Prove Rn is a Hausdorff space?

Question

How do you prove that Rn is a Hausdorff space?
Rn = Real with dimension n

Answer 1

We have to prove that, if x and y are distinct elements of R^n, then there are disjoint neighborhoods Bx of x and By of y. Since in R^n open balls are neighborhoods, it suffices to show the assertion supposing Bx and By are open balls centered at x and y, respectively.

Let r = ||x - y||.(|| || is the Euclidean norm) Then r>0, for x <>y. Let Bx be the open ball of radius r/2 centered at x and By the open ball of radius r/2 centered at y. If u is in Bx, then ||u - x || < r/2. Then, according to the triangle inequality (one of its variants), we have ||y - u|| = || (y- x) - (u - x) || >= | ||y - x|| - ||u-x|| | = | r -r/2| = r/2, so that ||y - u|| > r/2. This shows u is not in By, that is, no element of Bx is in By, the same as to say Bx and By are disjoint.

Since this holds for every pair of distinct elements of R^n, it follos R^n is a Hausdorff space.

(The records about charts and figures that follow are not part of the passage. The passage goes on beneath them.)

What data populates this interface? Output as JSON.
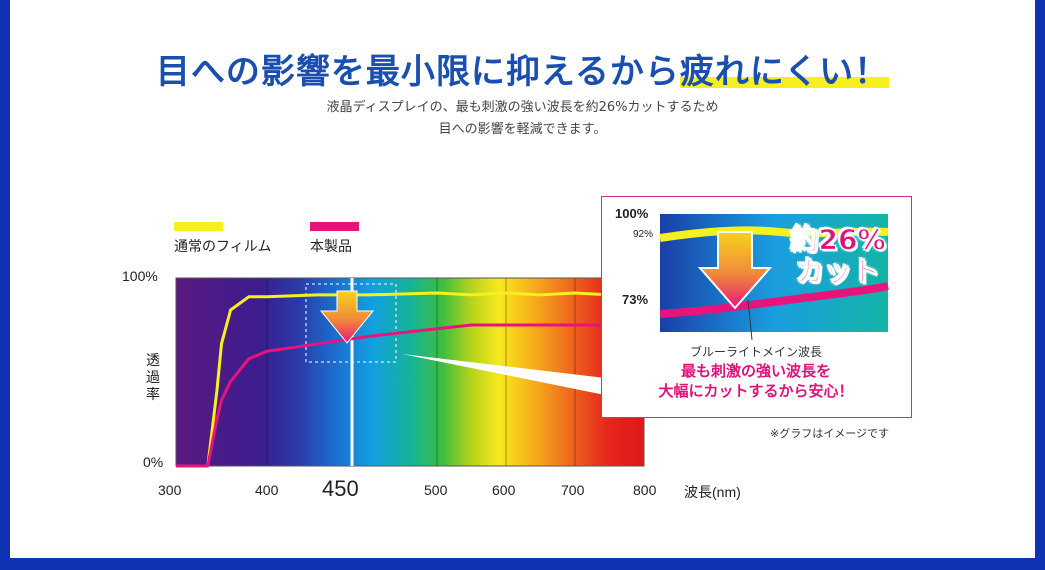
{
  "header": {
    "title_part1": "目への影響を最小限に抑えるから",
    "title_highlight": "疲れにくい！",
    "subtitle_line1": "液晶ディスプレイの、最も刺激の強い波長を約26%カットするため",
    "subtitle_line2": "目への影響を軽減できます。"
  },
  "legend": {
    "items": [
      {
        "label": "通常のフィルム",
        "color": "#f5f01e"
      },
      {
        "label": "本製品",
        "color": "#e8147c"
      }
    ]
  },
  "axis": {
    "y_top": "100%",
    "y_bottom": "0%",
    "y_label": "透過率",
    "x_ticks": [
      "300",
      "400",
      "450",
      "500",
      "600",
      "700",
      "800"
    ],
    "x_unit": "波長(nm)"
  },
  "inset": {
    "label_100": "100%",
    "label_92": "92%",
    "label_73": "73%",
    "cut_line1": "約26%",
    "cut_line2": "カット",
    "marker_label": "ブルーライトメイン波長",
    "message_line1": "最も刺激の強い波長を",
    "message_line2": "大幅にカットするから安心！"
  },
  "note": "※グラフはイメージです",
  "colors": {
    "title": "#1a4fb0",
    "normal_film": "#f5f01e",
    "product": "#e8147c",
    "frame": "#1032b3",
    "message": "#e0127a"
  },
  "chart_data": {
    "type": "line",
    "xlabel": "波長(nm)",
    "ylabel": "透過率",
    "xlim": [
      300,
      800
    ],
    "ylim": [
      0,
      100
    ],
    "highlight_x": 450,
    "series": [
      {
        "name": "通常のフィルム",
        "x": [
          300,
          320,
          335,
          345,
          350,
          360,
          380,
          400,
          430,
          460,
          500,
          550,
          600,
          650,
          700,
          750,
          800
        ],
        "y": [
          0,
          0,
          0,
          40,
          65,
          83,
          90,
          90,
          91,
          91,
          92,
          91,
          92,
          91,
          92,
          91,
          92
        ]
      },
      {
        "name": "本製品",
        "x": [
          300,
          320,
          335,
          345,
          350,
          360,
          380,
          400,
          430,
          460,
          500,
          550,
          600,
          650,
          700,
          750,
          800
        ],
        "y": [
          0,
          0,
          0,
          25,
          35,
          45,
          57,
          61,
          65,
          69,
          73,
          75,
          75,
          75,
          75,
          75,
          75
        ]
      }
    ]
  }
}
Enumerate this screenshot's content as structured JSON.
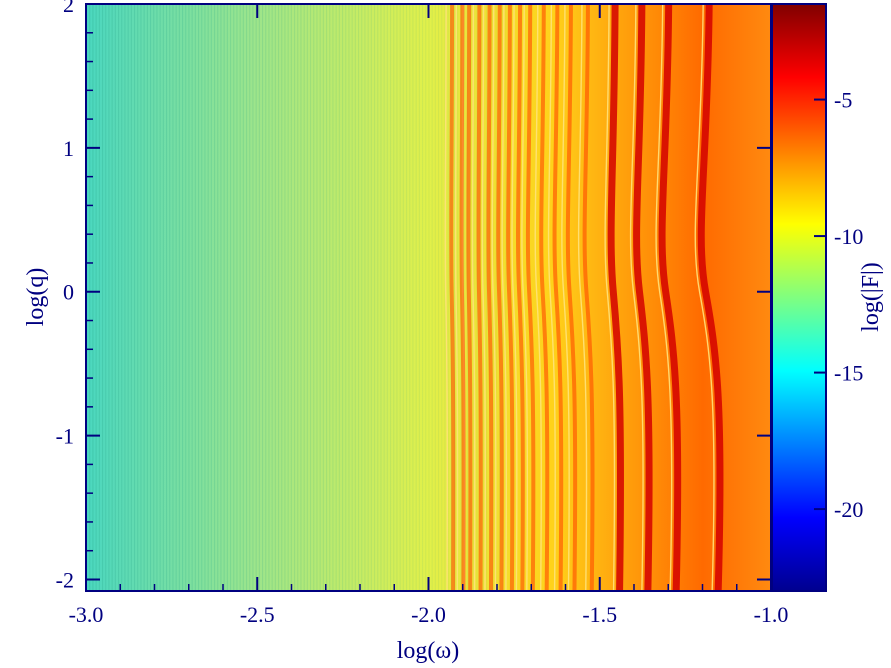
{
  "chart_data": {
    "type": "heatmap",
    "title": "",
    "xlabel": "log(ω)",
    "ylabel": "log(q)",
    "xlim": [
      -3.0,
      -1.0
    ],
    "ylim": [
      -2.08,
      2.0
    ],
    "xticks": [
      -3.0,
      -2.5,
      -2.0,
      -1.5,
      -1.0
    ],
    "xtick_labels": [
      "-3.0",
      "-2.5",
      "-2.0",
      "-1.5",
      "-1.0"
    ],
    "yticks": [
      -2,
      -1,
      0,
      1,
      2
    ],
    "ytick_labels": [
      "-2",
      "-1",
      "0",
      "1",
      "2"
    ],
    "colorbar": {
      "label": "log(|F|)",
      "range": [
        -23,
        -1.5
      ],
      "ticks": [
        -20,
        -15,
        -10,
        -5
      ],
      "tick_labels": [
        "-20",
        "-15",
        "-10",
        "-5"
      ],
      "colormap": "jet"
    },
    "bright_ridges_log_omega_at_log_q_0": [
      -1.17,
      -1.29,
      -1.37,
      -1.45,
      -1.53,
      -1.58,
      -1.62,
      -1.66,
      -1.7,
      -1.73,
      -1.76,
      -1.79,
      -1.82,
      -1.85,
      -1.88,
      -1.9,
      -1.93
    ],
    "grid": false
  },
  "colors": {
    "axis": "#000080",
    "jet_stops": [
      "#00008f",
      "#0000ff",
      "#00ffff",
      "#ffff00",
      "#ff0000",
      "#800000"
    ]
  }
}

Actually, every metric space is a Hausdorffr space. The proof is exactly the same, all you have to do is replace the Euclidean norm by the distance function defined in the metric space.

Answer 2

any metric space is a hausdorff space. If you have two points a certain distance apart, you can calculate the radius for a ball around each so that the balls are disjoint.

Answer 3

"Gf is a subset of XxY and XxY is a Hausdorff area so Gf is a Hausdorff area. " Y is Hausdorff area, XxY isn't inevitably Hausdorff area. as a result Gf isn't inevitably Hausdorff area "enable (x1,y1) be a decrease component to Gf. would desire to coach that (x1,y1) is in Gf. " perfect "because of the fact (x1,y1) is a decrease component to Gf, there exists an open set U in Gf such that (x1,y1) is in U and a few element (x2,y2) is in U additionally." If, as you're saying, U is in Gf and (x1,y1) is in U, then (x1,y1) could be in Gf, isn't it? so as that could practice the subject. the perfect definition of decrease element is that " Any open set U in XxY such that (x1,y1) is in U will contain additionally a element in Gf." "Gf is a Hausdorff area so for all (x2,y2),(x3,y3) in Gf there exists open instruments U,V in Gf such that (x2,y2) is in U and (x3,y3) is in V and the intersection of U and V is the null set" perfect "(x1,y1) is in Gf on condition that's in some open set U in Gf and the intersection of this set with another arbitrary open set in Gf is the null set. " That is senseless usual, you probably did no longer use at each and all the definition of Gf. would not this make the info suspect? No offence.

Answer 4

You must show that any two distinct points in Rn are separated by neighborhoods.